Einfamilienhaus 5.5 oder mehr Zimmer mit Familie: einmal wöchentlich 4 bis 6 Stunden. Alle 6 Monate zusätzlich eine Grundreinigung für Schränke innen, Heizkörper und Fenster.
Nach Lebensphase
Singles und Berufstätige: alle 2 Wochen, Fokus auf Küche, Bad und Boden. Das reicht meistens, weil tagsüber kaum jemand zu Hause ist.
Paare ohne Kinder: 14-tägig 2.5 Stunden ist Standard. Bei viel Aussendienst oder Reisen gegebenenfalls monatlich plus Grundreinigung halbjährlich.
Familien mit Kindern von 0 bis 6 Jahren: wöchentlich, zusätzlich gelegentliche Grundreinigung. Spielzeug, Sandkasten-Sand und Krümel im Auto bedeuten mehr Aufwand als ohne Kinder.
Familien mit Teenagern: 14-tägig reicht oft, weil die Wohnung weniger Spuren hat. Dafür Fokus auf Bad und Küche.
Senioren: oft tut ein 2-wöchiger Rhythmus mit gleicher Bezugsperson sehr gut, auch sozial. Viele schätzen das wiederkehrende Gespräch und die Vertrauensperson.

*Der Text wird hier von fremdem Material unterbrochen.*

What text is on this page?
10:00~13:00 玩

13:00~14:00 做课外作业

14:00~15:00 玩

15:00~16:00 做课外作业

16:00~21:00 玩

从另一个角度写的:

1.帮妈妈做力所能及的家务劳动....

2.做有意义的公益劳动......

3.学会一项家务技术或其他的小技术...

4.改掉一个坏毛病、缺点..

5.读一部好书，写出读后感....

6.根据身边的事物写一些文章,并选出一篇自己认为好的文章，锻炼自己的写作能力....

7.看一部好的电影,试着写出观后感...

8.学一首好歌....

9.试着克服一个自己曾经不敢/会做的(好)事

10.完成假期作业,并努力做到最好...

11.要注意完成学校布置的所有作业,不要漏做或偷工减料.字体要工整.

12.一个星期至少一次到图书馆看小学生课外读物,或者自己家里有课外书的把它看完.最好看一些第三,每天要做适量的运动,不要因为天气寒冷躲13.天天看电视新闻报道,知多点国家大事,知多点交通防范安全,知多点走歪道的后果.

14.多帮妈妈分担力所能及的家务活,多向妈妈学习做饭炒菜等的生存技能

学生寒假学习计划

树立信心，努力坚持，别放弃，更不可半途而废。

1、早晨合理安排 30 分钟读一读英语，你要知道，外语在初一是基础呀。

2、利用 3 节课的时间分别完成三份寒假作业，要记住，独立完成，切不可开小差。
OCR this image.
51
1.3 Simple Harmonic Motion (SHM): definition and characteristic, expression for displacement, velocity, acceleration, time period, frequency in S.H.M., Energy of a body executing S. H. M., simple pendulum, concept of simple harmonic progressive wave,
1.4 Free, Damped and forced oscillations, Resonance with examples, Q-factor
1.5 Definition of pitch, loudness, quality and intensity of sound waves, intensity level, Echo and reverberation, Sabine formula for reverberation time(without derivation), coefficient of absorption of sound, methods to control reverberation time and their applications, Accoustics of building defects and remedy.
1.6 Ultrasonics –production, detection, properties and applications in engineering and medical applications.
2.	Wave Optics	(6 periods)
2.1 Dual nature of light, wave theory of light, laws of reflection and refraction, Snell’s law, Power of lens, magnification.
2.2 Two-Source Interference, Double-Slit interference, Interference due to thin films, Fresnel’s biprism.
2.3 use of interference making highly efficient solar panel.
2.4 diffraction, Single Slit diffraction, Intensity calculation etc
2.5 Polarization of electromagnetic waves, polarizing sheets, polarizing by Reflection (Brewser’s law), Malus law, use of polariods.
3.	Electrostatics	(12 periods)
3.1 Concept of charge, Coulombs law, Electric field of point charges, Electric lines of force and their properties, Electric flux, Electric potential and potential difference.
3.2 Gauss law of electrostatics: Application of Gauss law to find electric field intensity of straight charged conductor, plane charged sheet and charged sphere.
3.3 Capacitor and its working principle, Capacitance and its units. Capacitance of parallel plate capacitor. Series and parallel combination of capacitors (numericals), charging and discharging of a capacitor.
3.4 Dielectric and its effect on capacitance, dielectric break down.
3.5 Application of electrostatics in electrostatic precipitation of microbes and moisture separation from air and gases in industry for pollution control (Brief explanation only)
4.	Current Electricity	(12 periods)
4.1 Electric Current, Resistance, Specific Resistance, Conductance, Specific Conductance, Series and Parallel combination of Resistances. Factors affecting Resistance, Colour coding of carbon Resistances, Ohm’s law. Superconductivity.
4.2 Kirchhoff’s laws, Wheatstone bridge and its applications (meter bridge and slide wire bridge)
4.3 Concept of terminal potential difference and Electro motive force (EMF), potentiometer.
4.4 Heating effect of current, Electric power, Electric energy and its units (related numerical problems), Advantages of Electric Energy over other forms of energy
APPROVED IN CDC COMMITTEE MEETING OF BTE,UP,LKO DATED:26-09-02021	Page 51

Vermietete Zweitwohnung oder Airbnb: nach jedem Gästewechsel. Hier sind Wäscheservice und Inventarcheck oft wichtiger als reine Reinigung.
Wie lange dauert ein Einsatz?
Faustregel: pro 25 m² Wohnfläche etwa 1 Stunde Reinigung. Inklusive Bad, Küche, Böden und Staub.
Bei wöchentlicher Reinigung sinkt der Aufwand pro Einsatz, weil weniger angesammelter Schmutz da ist.
Bei monatlicher Frequenz steigt er, weil mehr Tiefenarbeit nötig wird wie Backofen, Schränke und Heizkörper.
Erste Reinigung: immer 1.5 Mal länger als Standardeinsätze. Die Putzfrau lernt das Zuhause kennen und macht oft eine Tiefenreinigung als Basis.
Was sollten Sie zusätzlich planen?
Grundreinigung 1 bis 2 Mal pro Jahr: Schränke innen, Backofen, Kühlschrank abtauen, Heizkörper, Fenster, Storen und hinter Möbeln. Aufwand: 4 bis 8 Stunden zusätzlich.
Fensterreinigung 2 Mal pro Jahr, Frühling und Herbst: meist separat von der regulären Putzfrau, weil andere Ausrüstung nötig ist.
Teppichreinigung alle 2 bis 3 Jahre: Shampoonierung oder Sprühextraktion durch Spezialfirma. Aufwand pro Teppich CHF 20 bis 60.
Polsterreinigung alle 3 bis 5 Jahre: Sofas, Sessel, Stühle. Aufwand pro Stück CHF 40 bis 120.
Empfehlung Putzfrau360
Starten Sie mit einer Grundreinigung (3 bis 5 Stunden), danach ein 2-wöchiger Rhythmus à 2 bis 3 Stunden. Nach 4 bis 6 Einsätzen wissen Sie genau, ob wöchentlich oder monatlich besser passt.
Wichtig: Konstanz vor Frequenz. Dieselbe Person, die Ihre Wohnung kennt, ist immer effizienter als wechselndes Personal.
Planen Sie einmal pro Jahr ein Inventar-Gespräch mit Ihrer Reinigungskraft. Was funktioniert, was sollte anders gemacht werden, neue Wünsche? Das verbessert die Qualität über Jahre.
Bei längeren Abwesenheiten wie Ferien oder Geschäftsreisen: die Putzfrau kommt trotzdem. Einmal pro Monat reicht, damit nichts verstaubt und Pflanzen gegossen werden.